Suspect Zero can be summed up in one word.....Disappointing! I had previously seen the trailer for this movie and was looking forward to a tense, taught psychological thriller in a similar vein to Se7en or Silence of the Lambs. Instead what we have is a slow, disjointed, messy affair that fails to create any real tangible tension. The scenes are spliced together without much attention to the continuity of the plot, which itself tends to get bogged down under MTV style camera work.

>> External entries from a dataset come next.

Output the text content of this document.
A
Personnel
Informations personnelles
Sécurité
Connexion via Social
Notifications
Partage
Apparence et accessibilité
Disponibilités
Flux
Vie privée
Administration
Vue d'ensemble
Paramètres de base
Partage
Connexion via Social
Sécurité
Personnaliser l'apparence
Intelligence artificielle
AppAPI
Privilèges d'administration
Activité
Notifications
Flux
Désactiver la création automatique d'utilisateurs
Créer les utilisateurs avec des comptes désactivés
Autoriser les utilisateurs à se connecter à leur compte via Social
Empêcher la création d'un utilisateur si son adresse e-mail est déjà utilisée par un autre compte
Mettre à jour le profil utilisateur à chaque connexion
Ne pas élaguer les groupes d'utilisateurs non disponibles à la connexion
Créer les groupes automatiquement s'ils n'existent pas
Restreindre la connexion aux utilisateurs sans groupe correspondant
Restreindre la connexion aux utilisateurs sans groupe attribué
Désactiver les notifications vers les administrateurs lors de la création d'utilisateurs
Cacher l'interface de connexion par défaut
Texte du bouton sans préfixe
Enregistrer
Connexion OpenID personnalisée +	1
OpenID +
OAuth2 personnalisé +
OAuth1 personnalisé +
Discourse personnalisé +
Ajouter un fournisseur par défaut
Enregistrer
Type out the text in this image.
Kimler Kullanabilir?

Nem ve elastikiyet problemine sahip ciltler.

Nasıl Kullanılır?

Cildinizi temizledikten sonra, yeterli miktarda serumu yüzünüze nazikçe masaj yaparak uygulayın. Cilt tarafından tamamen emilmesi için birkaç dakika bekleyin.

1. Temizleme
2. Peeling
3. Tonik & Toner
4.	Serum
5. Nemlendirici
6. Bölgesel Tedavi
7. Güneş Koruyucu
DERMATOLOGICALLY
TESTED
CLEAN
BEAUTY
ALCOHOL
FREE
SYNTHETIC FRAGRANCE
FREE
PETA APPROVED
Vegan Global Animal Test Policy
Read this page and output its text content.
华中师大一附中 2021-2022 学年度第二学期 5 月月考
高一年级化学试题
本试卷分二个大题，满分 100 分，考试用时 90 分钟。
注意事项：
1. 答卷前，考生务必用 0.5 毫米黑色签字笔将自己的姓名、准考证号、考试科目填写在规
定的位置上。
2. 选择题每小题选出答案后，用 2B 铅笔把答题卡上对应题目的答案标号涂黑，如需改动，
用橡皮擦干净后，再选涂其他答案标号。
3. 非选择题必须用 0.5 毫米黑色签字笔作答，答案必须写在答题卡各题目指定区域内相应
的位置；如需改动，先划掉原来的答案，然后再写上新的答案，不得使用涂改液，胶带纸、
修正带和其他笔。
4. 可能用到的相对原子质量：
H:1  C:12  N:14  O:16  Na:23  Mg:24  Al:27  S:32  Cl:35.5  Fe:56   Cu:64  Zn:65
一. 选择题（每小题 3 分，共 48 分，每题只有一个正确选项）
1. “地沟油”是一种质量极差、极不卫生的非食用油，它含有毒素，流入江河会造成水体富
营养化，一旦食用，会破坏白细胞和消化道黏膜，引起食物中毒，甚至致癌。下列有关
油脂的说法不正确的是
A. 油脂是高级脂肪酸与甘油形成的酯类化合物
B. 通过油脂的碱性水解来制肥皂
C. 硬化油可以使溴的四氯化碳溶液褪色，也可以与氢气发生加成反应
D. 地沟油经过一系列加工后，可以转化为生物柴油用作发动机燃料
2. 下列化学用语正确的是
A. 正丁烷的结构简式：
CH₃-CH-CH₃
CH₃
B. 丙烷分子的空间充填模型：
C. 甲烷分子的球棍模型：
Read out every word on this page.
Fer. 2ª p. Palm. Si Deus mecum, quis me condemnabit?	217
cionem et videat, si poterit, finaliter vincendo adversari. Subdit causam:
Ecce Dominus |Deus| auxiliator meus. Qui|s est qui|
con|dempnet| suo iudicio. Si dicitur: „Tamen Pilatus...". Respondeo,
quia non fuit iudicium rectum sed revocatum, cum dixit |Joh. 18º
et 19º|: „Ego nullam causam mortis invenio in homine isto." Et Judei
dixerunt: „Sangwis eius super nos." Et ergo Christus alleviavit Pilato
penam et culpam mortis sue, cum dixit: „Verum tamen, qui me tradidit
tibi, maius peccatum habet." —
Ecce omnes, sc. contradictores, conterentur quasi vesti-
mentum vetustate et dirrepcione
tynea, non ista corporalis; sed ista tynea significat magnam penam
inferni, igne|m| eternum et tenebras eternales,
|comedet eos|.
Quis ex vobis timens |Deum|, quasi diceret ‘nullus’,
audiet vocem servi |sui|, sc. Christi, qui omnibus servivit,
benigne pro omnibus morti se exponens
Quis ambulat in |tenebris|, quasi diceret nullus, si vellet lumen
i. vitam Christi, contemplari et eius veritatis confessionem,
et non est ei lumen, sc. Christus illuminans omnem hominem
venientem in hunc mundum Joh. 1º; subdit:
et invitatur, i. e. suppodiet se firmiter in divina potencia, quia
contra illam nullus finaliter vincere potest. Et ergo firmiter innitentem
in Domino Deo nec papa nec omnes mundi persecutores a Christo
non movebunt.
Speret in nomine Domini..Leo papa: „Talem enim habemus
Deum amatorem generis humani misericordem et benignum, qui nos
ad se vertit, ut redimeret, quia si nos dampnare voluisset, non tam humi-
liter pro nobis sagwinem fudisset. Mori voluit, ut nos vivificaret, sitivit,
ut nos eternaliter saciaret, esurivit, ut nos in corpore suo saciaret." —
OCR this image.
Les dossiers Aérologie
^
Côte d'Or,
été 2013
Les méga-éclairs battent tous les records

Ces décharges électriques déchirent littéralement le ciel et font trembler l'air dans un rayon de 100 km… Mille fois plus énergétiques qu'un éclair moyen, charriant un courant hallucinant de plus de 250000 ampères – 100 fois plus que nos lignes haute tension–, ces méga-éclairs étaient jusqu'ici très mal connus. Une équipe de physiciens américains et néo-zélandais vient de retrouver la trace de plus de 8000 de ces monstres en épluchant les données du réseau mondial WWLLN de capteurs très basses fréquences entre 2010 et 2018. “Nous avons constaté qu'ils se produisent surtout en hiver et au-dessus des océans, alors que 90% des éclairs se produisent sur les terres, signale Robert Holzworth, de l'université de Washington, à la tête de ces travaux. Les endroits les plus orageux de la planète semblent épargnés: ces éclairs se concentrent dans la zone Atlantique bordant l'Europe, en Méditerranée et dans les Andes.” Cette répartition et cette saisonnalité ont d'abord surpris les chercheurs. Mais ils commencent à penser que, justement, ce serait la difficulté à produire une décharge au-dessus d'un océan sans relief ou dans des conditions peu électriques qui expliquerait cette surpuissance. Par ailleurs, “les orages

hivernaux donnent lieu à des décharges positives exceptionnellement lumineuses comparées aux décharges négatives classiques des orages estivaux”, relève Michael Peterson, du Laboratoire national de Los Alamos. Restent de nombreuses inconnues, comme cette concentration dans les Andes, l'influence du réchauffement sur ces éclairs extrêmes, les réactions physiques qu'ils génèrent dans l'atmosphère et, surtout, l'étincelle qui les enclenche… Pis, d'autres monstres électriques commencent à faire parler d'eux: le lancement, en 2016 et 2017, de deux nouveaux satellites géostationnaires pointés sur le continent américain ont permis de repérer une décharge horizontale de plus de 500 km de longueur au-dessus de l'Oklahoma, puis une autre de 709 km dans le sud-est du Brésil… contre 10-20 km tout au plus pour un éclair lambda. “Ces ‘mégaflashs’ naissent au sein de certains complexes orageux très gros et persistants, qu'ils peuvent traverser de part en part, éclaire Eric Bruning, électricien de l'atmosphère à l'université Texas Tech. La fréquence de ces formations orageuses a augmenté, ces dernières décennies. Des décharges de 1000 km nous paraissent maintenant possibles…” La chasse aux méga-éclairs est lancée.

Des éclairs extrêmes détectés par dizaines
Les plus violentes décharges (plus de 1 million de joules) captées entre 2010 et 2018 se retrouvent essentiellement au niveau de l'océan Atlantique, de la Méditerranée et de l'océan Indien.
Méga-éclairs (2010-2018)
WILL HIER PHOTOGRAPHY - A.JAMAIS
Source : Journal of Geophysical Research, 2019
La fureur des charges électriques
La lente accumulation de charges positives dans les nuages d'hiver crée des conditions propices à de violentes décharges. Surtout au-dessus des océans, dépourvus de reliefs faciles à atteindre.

POTENTIAL PLOT SPOILERS FOLLOW
Aaron Eckhart doesn't entirely work as a lead actor. He lacks the presence needed for such a role and you can't help thinking that Carrie-Anne Moss would have been more successful, as would the movie, if her character had the lead. Ben Kingsley too has a tough time with his character. The problem is you know he's really the 'good' bad guy so you never actually fear him which means no tension or suspense is built. This just leaves 'Suspect Zero' himself who we are told far too little about until very near the end and by then it's too late. You couldn't give two hoots as to who he is and you'd be more scared of the tax man than this guy. Maybe that was Director E. Elias Merhiges' (Shadow of the Vampire) intention all along, you are supposed to imagine a monster and you discover just a man. But with Suspect Zero, you are given too little time to imagine much at all about this killer. A great idea, sadly not realised. Shame.